Data Engineering · Setup · ~5 min

Data Engineering track setup.

Complete the platform setup first if you haven’t already. You should have a terminal, Claude Code, Git, and a GitHub account ready.

§ Steps

1. Create your track folder

TERMINAL
mkdir -p ~/dev/data-engineering
cd ~/dev/data-engineering

2. Data engineering tools: let Claude Code do it

Open Claude Code in your track folder:

TERMINAL
claude
PROMPT
I'm setting up a data engineering environment. Please:

1. Install Python 3.11+ via Miniconda, then create a conda environment called "de"
2. Install core packages in the de environment: pandas, duckdb, dbt-core, dbt-duckdb, 
   dagster, dagster-webserver, sqlalchemy, psycopg2-binary
3. Install Docker if not already installed (or tell me how, it needs admin access)
4. Verify PostgreSQL is accessible via Docker by pulling the postgres image

After each step, verify it worked and show me the result.

Verify

Once Claude Code finishes:

TERMINAL
conda activate de
python --version
python -c "import duckdb; import dbt; import dagster; print('All packages installed')"
dbt --version
docker --version

You should see Python 3.11+, "All packages installed", a dbt version, and a Docker version.


3. Your first look

Everything is installed. Before you start Project 1, see what Claude Code can do when you point it at a data engineering problem.

PROMPT
Create two small CSV files: orders.csv (500 rows: order_id, customer_id, order_date, 
product_id, quantity, unit_price) and customers.csv (50 rows: customer_id, name, 
region, signup_date). Then build a simple dbt project that: loads both CSVs as seeds, 
creates a staging model for each, and creates a mart model that joins them into an 
order_summary with total_revenue per customer. Run dbt build and show me the results.

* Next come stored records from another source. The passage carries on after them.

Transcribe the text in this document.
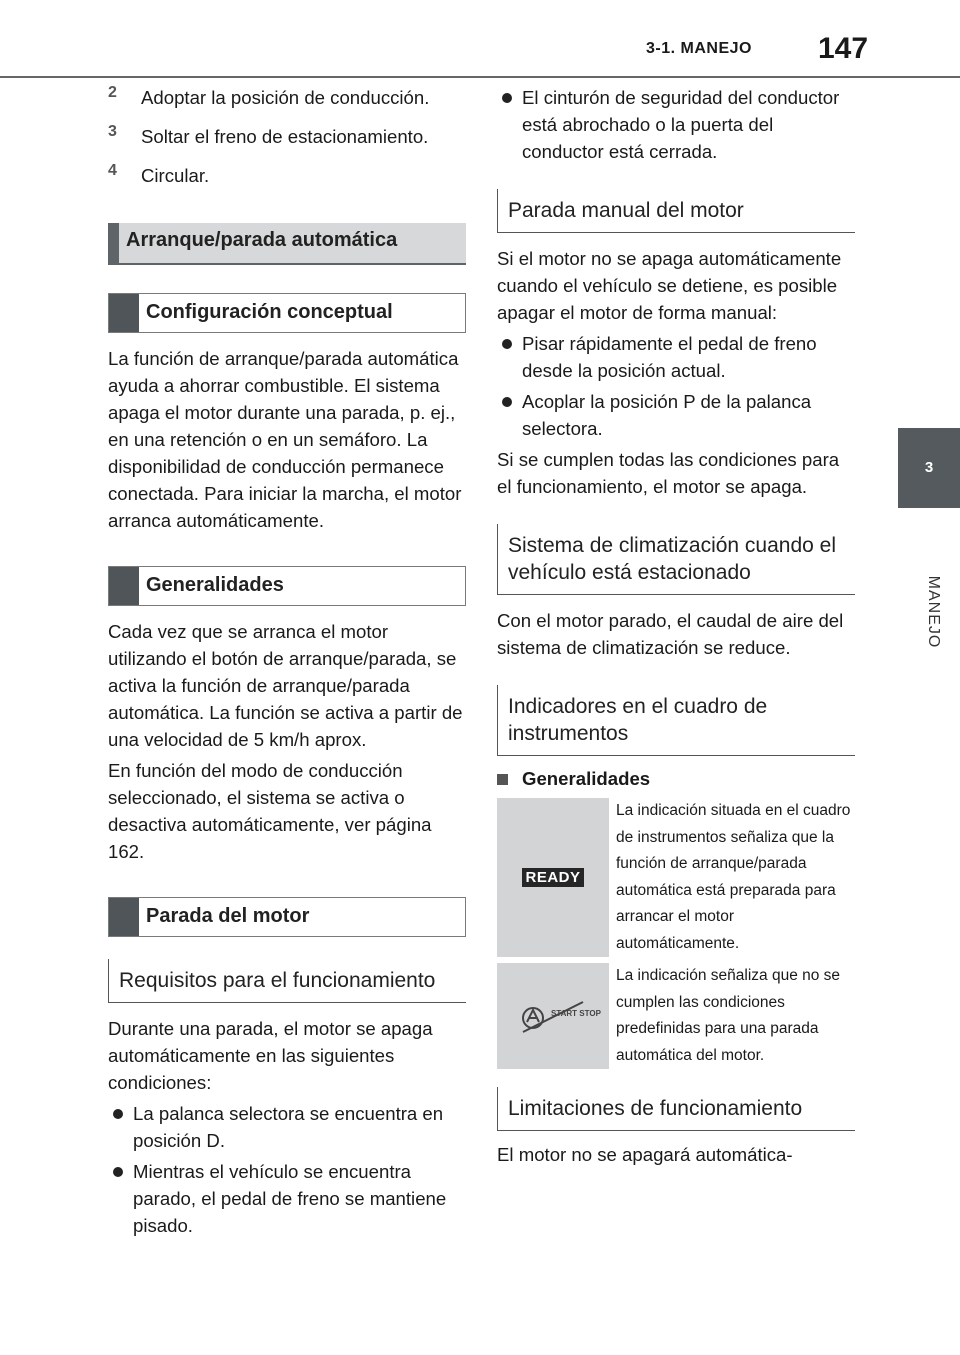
3-1. MANEJO 147
3
MANEJO
2	Adoptar la posición de conducción.

3	Soltar el freno de estacionamiento.

4	Circular.

Arranque/parada automática
Configuración conceptual

La función de arranque/parada automática ayuda a ahorrar combustible. El sistema apaga el motor durante una parada, p. ej., en una retención o en un semáforo. La disponibilidad de conducción permanece conectada. Para iniciar la marcha, el motor arranca automáticamente.

Generalidades

Cada vez que se arranca el motor utilizando el botón de arranque/parada, se activa la función de arranque/parada automática. La función se activa a partir de una velocidad de 5 km/h aprox.

En función del modo de conducción seleccionado, el sistema se activa o desactiva automáticamente, ver página 162.

Parada del motor
Requisitos para el funcionamiento

Durante una parada, el motor se apaga automáticamente en las siguientes condiciones:

La palanca selectora se encuentra en posición D.

Mientras el vehículo se encuentra parado, el pedal de freno se mantiene pisado.

El cinturón de seguridad del conductor está abrochado o la puerta del conductor está cerrada.

Parada manual del motor

Si el motor no se apaga automáticamente cuando el vehículo se detiene, es posible apagar el motor de forma manual:

Pisar rápidamente el pedal de freno desde la posición actual.

Acoplar la posición P de la palanca selectora.

Si se cumplen todas las condiciones para el funcionamiento, el motor se apaga.

Sistema de climatización cuando el vehículo está estacionado

Con el motor parado, el caudal de aire del sistema de climatización se reduce.

Indicadores en el cuadro de instrumentos
Generalidades
READY
La indicación situada en el cuadro de instrumentos señaliza que la función de arranque/parada automática está preparada para arrancar el motor automáticamente.
START STOP
La indicación señaliza que no se cumplen las condiciones predefinidas para una parada automática del motor.
Limitaciones de funcionamiento

El motor no se apagará automática-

As you work through the track, you'll learn why a single prompt isn't enough: why that schema design might not handle slowly-changing dimensions, why those joins might produce wrong row counts, why that pipeline needs quality tests, and why a consumer would need freshness guarantees and documentation.

But for now, look at what just happened. That's the starting point.